The International Telecommunication Union (ITU) originally defined 4G as delivering speeds of one gigabit per second (Gbps) to stationary users and 100 megabits per second (Mbps) to mobile users. That rivals download speeds for most internet providers and is faster than LTE. So going by that original definition, LTE isn’t true 4G.

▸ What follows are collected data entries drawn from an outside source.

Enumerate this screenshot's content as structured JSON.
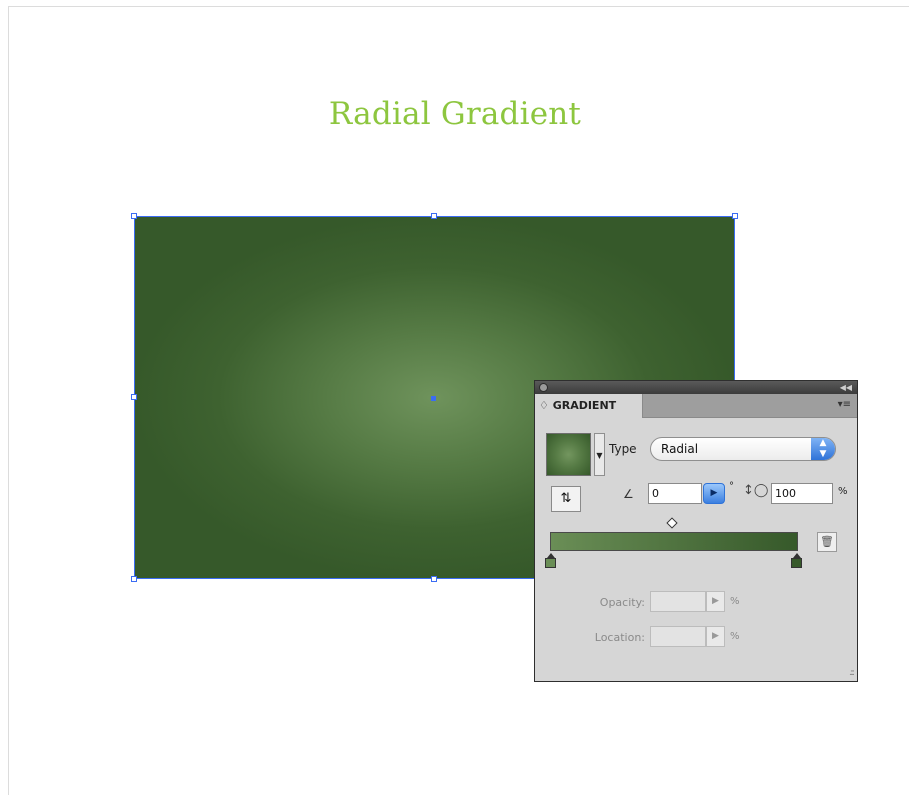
{
  "heading": "Radial Gradient",
  "colors": {
    "title": "#8dc63f",
    "gradient_center": "#73965f",
    "gradient_edge": "#36592a",
    "selection": "#3b6cf3"
  },
  "panel": {
    "tab_label": "♢ GRADIENT",
    "type_label": "Type",
    "type_value": "Radial",
    "angle_value": "0",
    "degree_symbol": "°",
    "aspect_value": "100",
    "aspect_unit": "%",
    "opacity_label": "Opacity:",
    "location_label": "Location:",
    "opacity_unit": "%",
    "location_unit": "%",
    "stops": [
      {
        "color": "#6a8e56",
        "location_pct": 0
      },
      {
        "color": "#36592a",
        "location_pct": 100
      }
    ],
    "midpoint_pct": 50
  },
  "icons": {
    "close": "close-dot-icon",
    "collapse": "collapse-arrows-icon",
    "menu": "panel-menu-icon",
    "reverse": "reverse-gradient-icon",
    "angle": "angle-icon",
    "aspect": "aspect-ratio-icon",
    "trash": "delete-stop-icon"
  }
}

However, the ITU eventually changed its stance. The organization noted that LTE was a big enough jump over older 3G technology to qualify as a new generation of connectivity. Under this new standard, LTE does fall under the 4G umbrella.

How Does LTE Work?

Now you know what LTE stands for and that it’s a step above 3G, but you may wonder how it’s different. The big difference for mobile users is that it’s faster than older cellular standards, but there’s more to it than that. 4G LTE achieves those speeds by taking a different approach to sending data between devices.

Before LTE, cellular networks used both circuit-switching and packet-switching. Circuit-switching creates a dedicated connection between two devices, which decreases delay but limits network resources. Packet-switching transmits data between devices using whichever pathway offers the least resistance, enabling faster connections. LTE only uses this approach.

Because LTE exclusively uses packet-switching, it gets all it can out of available bandwidth. Other technologies like multiple input multiple output (MIMO) — which many new Wi-Fi routers use — help expand those high speeds to cover more devices.

How Fast Is LTE?

These technologies mean 4G LTE is both faster and can reach more devices than older networks. But just how fast is LTE? The speeds you experience will vary depending on your location, provider and several other factors, but here’s what you can expect in general.

AT&T offers the fastest 4G LTE speeds, clocking in at 29.1 Mbps on average. Next is T-Mobile, whose LTE connections reach an average of 26.3 Mbps. Sprint and Verizon both get 25.9 Mbps on average for their respective LTE networks.

Considering that the most common definition of high-speed internet is 25 Mbps, those are some impressive speeds. To put those numbers in context, the fastest 3G service, which belongs to T-Mobile, averages out at just 4.6 Mbps.

Why Does My Phone Say LTE?

You may have started this journey learning about LTE because you noticed your phone listed those letters in the corner of your screen. If your phone says “LTE” at the top, it means you’re connected to a 4G LTE network. You can then rest assured you’re getting some of the fastest speeds providers have to offer.

Almost everyone in the U.S. has access to 4G LTE connectivity today, so why isn’t that icon always there? In most cases, you’re probably also connected to a Wi-Fi signal. Your phone typically displays what it’s currently using to give you your internet service, so it won’t show LTE if you’re on Wi-Fi, even if you’re still connected to an LTE network.

LTE vs. 5G

LTE was the fastest cellular standard available for a long time, but that’s starting to change. You’ve probably already heard of 5G by now and may be wondering how 5G and LTE are different. The two technologies have some things in common, but they’re separate standards.

The most important difference is that 5G is much faster than LTE. 5G users in urban areas have experienced median speeds of 442 Mbps, and 90% experience at least 186 Mbps. These new networks can theoretically reach speeds up to one Gbps, but most users won’t see anything that fast in practice.

Just as LTE used a new technique for sending data between devices, 5G works differently from 4G LTE. It uses shorter wavelengths, which deliver faster speeds and support more devices in an area but don’t reach as far. As a result, 5G coverage relies on a network of many small cell towers instead of a few large ones.

Like LTE, 5G relies solely on packet-switching. Technology has advanced enough for this type of connection to reliably carry all kinds of data, including voice calls, so there’s little reason to go back to the less efficient circuit-switching approach.

Learn More About Your Cellular Connection

Now you know everything you need to about 4G, what LTE stands for and what it means for you. The more you know about your network options, the more you’ll be able to use them effectively.

Mobile technology is advancing quickly, so expect new terms and trends to arise, too. If you can stay on top of these, you can make the best decisions about what kind of service to use.